Aaron Bone, who works at Heine Brothers in Northfield, spoke about the emotional difficulties faced by employees.

“We baristas are burnt out from the exploitation of our work that we have grown numb to on the daily lack of compassion shown to us by Heine Brothers’,” Bone said. “Or we find ourselves breaking down at the end of our shifts, crying in our cars.”

Labor activists and public figures also spoke in favor of the chain’s employees. Democratic State Rep. Keturah Herron of Louisville called for companies to support their workers.

“I stand here today urging Heine Brothers’, as a local business who says that they are progressive, to make sure that they stand with these workers, and make sure the workers get the things that they need,” she said.

In a statement to WHAS11, a Heine Brothers’ spokesperson pushed back against the workers’ unionizing effort.

“We have been told some Heine Brothers baristas have expressed an interest in forming a union.

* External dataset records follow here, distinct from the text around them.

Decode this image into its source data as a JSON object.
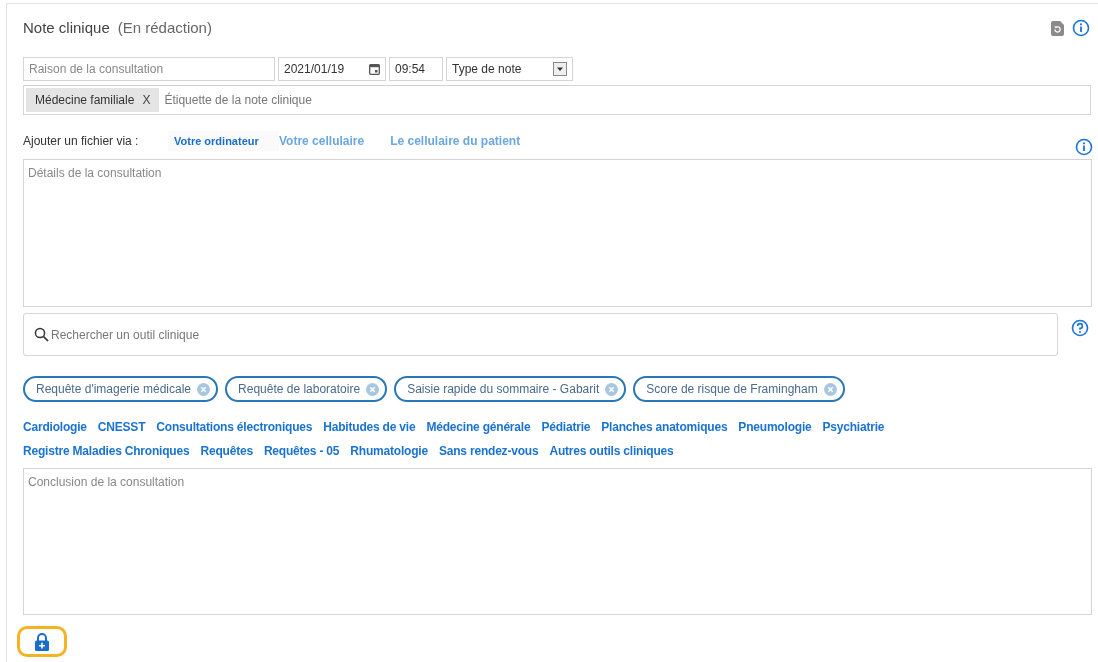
{
  "header": {
    "title": "Note clinique",
    "status": "(En rédaction)"
  },
  "reason": {
    "placeholder": "Raison de la consultation"
  },
  "date": {
    "value": "2021/01/19"
  },
  "time": {
    "value": "09:54"
  },
  "note_type": {
    "value": "Type de note"
  },
  "tags": [
    {
      "label": "Médecine familiale",
      "remove": "X"
    }
  ],
  "tag_input": {
    "placeholder": "Étiquette de la note clinique"
  },
  "upload": {
    "label": "Ajouter un fichier via :",
    "options": [
      {
        "label": "Votre ordinateur",
        "selected": true
      },
      {
        "label": "Votre cellulaire",
        "selected": false
      },
      {
        "label": "Le cellulaire du patient",
        "selected": false
      }
    ]
  },
  "details": {
    "placeholder": "Détails de la consultation"
  },
  "tool_search": {
    "placeholder": "Rechercher un outil clinique"
  },
  "selected_tools": [
    "Requête d'imagerie médicale",
    "Requête de laboratoire",
    "Saisie rapide du sommaire - Gabarit",
    "Score de risque de Framingham"
  ],
  "categories": [
    [
      "Cardiologie",
      "CNESST",
      "Consultations électroniques",
      "Habitudes de vie",
      "Médecine générale",
      "Pédiatrie",
      "Planches anatomiques",
      "Pneumologie",
      "Psychiatrie"
    ],
    [
      "Registre Maladies Chroniques",
      "Requêtes",
      "Requêtes - 05",
      "Rhumatologie",
      "Sans rendez-vous",
      "Autres outils cliniques"
    ]
  ],
  "conclusion": {
    "placeholder": "Conclusion de la consultation"
  }
}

While we respect our employees’ right to organize, we believe that, as a locally owned and operated company, Heine Brothers is well positioned to address the ideas and concerns of our employees without the involvement of a union,” the spokesperson said.

Heine Brothers’ spokesperson did not respond to a request for comment from WFPL News.

The organizing effort is not the first instance of Heine Brothers’ employees taking action against the company. At the beginning of the pandemic, more than 30 workers across multiple locations organized a sickout over perceived health risks while working at the stores.

An April 2020 letter signed by staffers to corporate leadership petitioned for increased pay and health-related measures, with the option to be temporarily laid off in order to receive unemployment and Medicaid benefits. LEO Weekly reported that, a week later, the company offered employees an additional $3 for eight weeks through federal aid from the CARES Act, in addition to some increased health measures.

Friday’s announcement comes weeks after staffers at an East End Starbucks formalized plans to unionize. The National Labor Relations Board approved an election for that location to begin April 27 and end May 26, according to a document in the federal agency’s database.

If a majority of those Starbucks workers choose to be represented by the Chicago and Midwest Regional Joint Board of Workers United, they would become the company’s first store in Kentucky to unionize. Their efforts are a part of a national wave of organizing efforts by the Seattle-based chain’s employees.

Disclosure: Heine Brothers' Coffee gives financial support to Louisville Public Media, which WFPL is part of.